The tissues and shell are transparent, permitting observation of the internal organs. In the Pterotrachaeidae the foot takes the form of a fan-shaped disc, usually furnished with a sucker. The body is compressed at the posterior end, often with a ventral “fin.” In Atlanta the foot consists of three very distinct parts: a propodium, a mesopodium, on which is a small sucker, and a metapodium, which carries the operculum. The branchiae are carried on the visceral sac, and are free in Pterotrachaea, slightly protected by the shell in Carinaria, and entirely covered in Atlanta; absent altogether in Firoloida.

The head carries two tentacles (except in Pterotrachaea), with large, highly organised eyes on short lobes at their outer base. The alimentary tract consists of a long protrusible proboscis, with a taenioglossate radula (Fig. [132], p. 227), a long oesophagus, and a slightly flexured intestine.
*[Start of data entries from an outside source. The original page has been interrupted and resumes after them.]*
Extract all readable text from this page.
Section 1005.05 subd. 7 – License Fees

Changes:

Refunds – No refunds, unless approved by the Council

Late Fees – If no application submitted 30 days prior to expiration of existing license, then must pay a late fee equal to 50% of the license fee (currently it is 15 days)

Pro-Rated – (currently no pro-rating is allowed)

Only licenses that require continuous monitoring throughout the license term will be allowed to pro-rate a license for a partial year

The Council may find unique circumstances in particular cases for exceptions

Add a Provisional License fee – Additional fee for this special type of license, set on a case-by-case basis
In Atlanta the visceral sac is spiral and protected by a spiral planorbiform shell; in Carinaria the visceral sac is small, conical, protected by a very thin capuliform shell. There is no shell in Pterotrachaea or Firoloida.
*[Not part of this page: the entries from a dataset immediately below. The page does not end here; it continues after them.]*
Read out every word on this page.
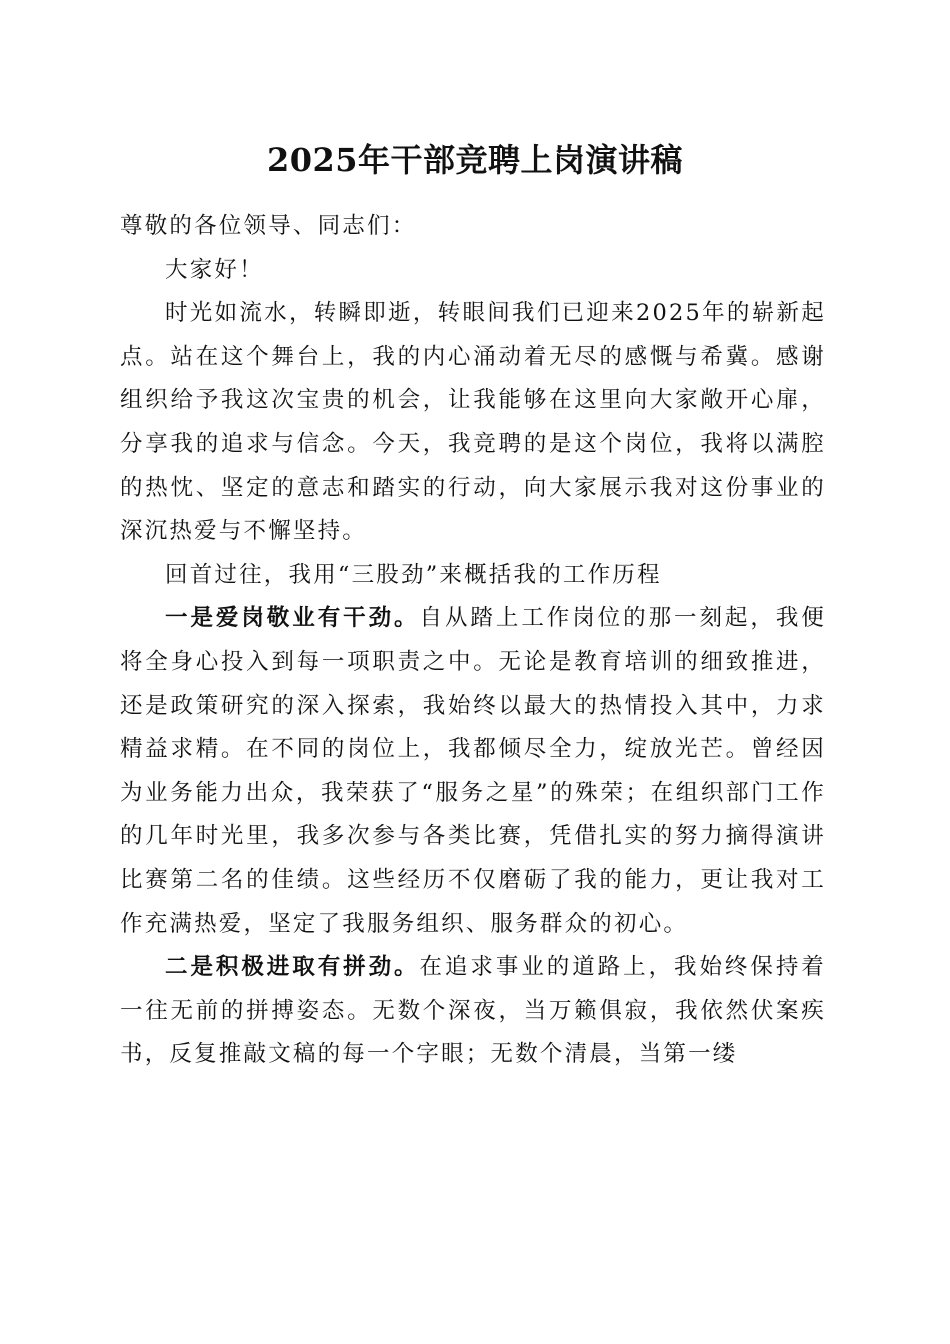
2025年干部竞聘上岗演讲稿

尊敬的各位领导、同志们：

大家好！

时光如流水，转瞬即逝，转眼间我们已迎来2025年的崭新起点。站在这个舞台上，我的内心涌动着无尽的感慨与希冀。感谢组织给予我这次宝贵的机会，让我能够在这里向大家敞开心扉，分享我的追求与信念。今天，我竞聘的是这个岗位，我将以满腔的热忱、坚定的意志和踏实的行动，向大家展示我对这份事业的深沉热爱与不懈坚持。

回首过往，我用“三股劲”来概括我的工作历程

一是爱岗敬业有干劲。自从踏上工作岗位的那一刻起，我便将全身心投入到每一项职责之中。无论是教育培训的细致推进，还是政策研究的深入探索，我始终以最大的热情投入其中，力求精益求精。在不同的岗位上，我都倾尽全力，绽放光芒。曾经因为业务能力出众，我荣获了“服务之星”的殊荣；在组织部门工作的几年时光里，我多次参与各类比赛，凭借扎实的努力摘得演讲比赛第二名的佳绩。这些经历不仅磨砺了我的能力，更让我对工作充满热爱，坚定了我服务组织、服务群众的初心。

二是积极进取有拼劲。在追求事业的道路上，我始终保持着一往无前的拼搏姿态。无数个深夜，当万籁俱寂，我依然伏案疾书，反复推敲文稿的每一个字眼；无数个清晨，当第一缕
The Heteropoda are dioecious. In the male there is a flagellum behind the penis, which is near the middle of the right side. Pterotrachaea lays long chains of granular eggs, and has been noticed to produce a metre’s length in a day. The eggs of Atlanta are isolated. The embryo has a deeply bilobed velum.

Fam. 1. Pterotrachaeidae.—Body long, with a caudal “fin;” branchiae dorsal, free or partly protected by a shell; foot consisting of a muscular disc, with or without a sucker.

Pterotrachaea proper has no mantle, shell, or tentacles. The branchiae are disposed round the visceral sac, at the upper part of which is the anus. In Firoloida the body is abruptly truncated behind, with a long filiform segmented caudal appendage; visceral sac at the posterior end: fin-sucker present or absent in both male and female. Cardiapoda resembles Carinaria, but the visceral sac is more posterior and is only slightly protected by a very small spiral shell. Carinaria (Fig. [279]) has a rugose translucent skin, visceral sac sub-median, apparently pedunculated, covered by a capuliform shell. The larval shell, which persists in the adult, is helicoid.

Fam. 2. Atlantidae.—Shell spiral, operculate, covering the animal. Branchiae in a dorsal cavity of the mantle; foot trilobed, with a small sucker on the mesopodium.

The shell of Atlanta is discoidal and sharply keeled, while that of Oxygyrus is nautiloid, with the spire concealed, no keel, aperture dilated.

(c) Gymnoglossa.—Radula and jaws absent; proboscis prominent, sexes probably separate, penis present. The section is probably artificial and unnecessary, the families composing it being, in all probability, Taenioglossa which have lost their radula in consequence of changed conditions of life (pp. [79], [225]).

Fig. 279.—Carinaria mediterranea Lam., Naples: a, anus; br, branchiae; f, foot; i, intestine; m, mouth; p, penis; s, sucker; sh, shell; t, tentacles. × ½.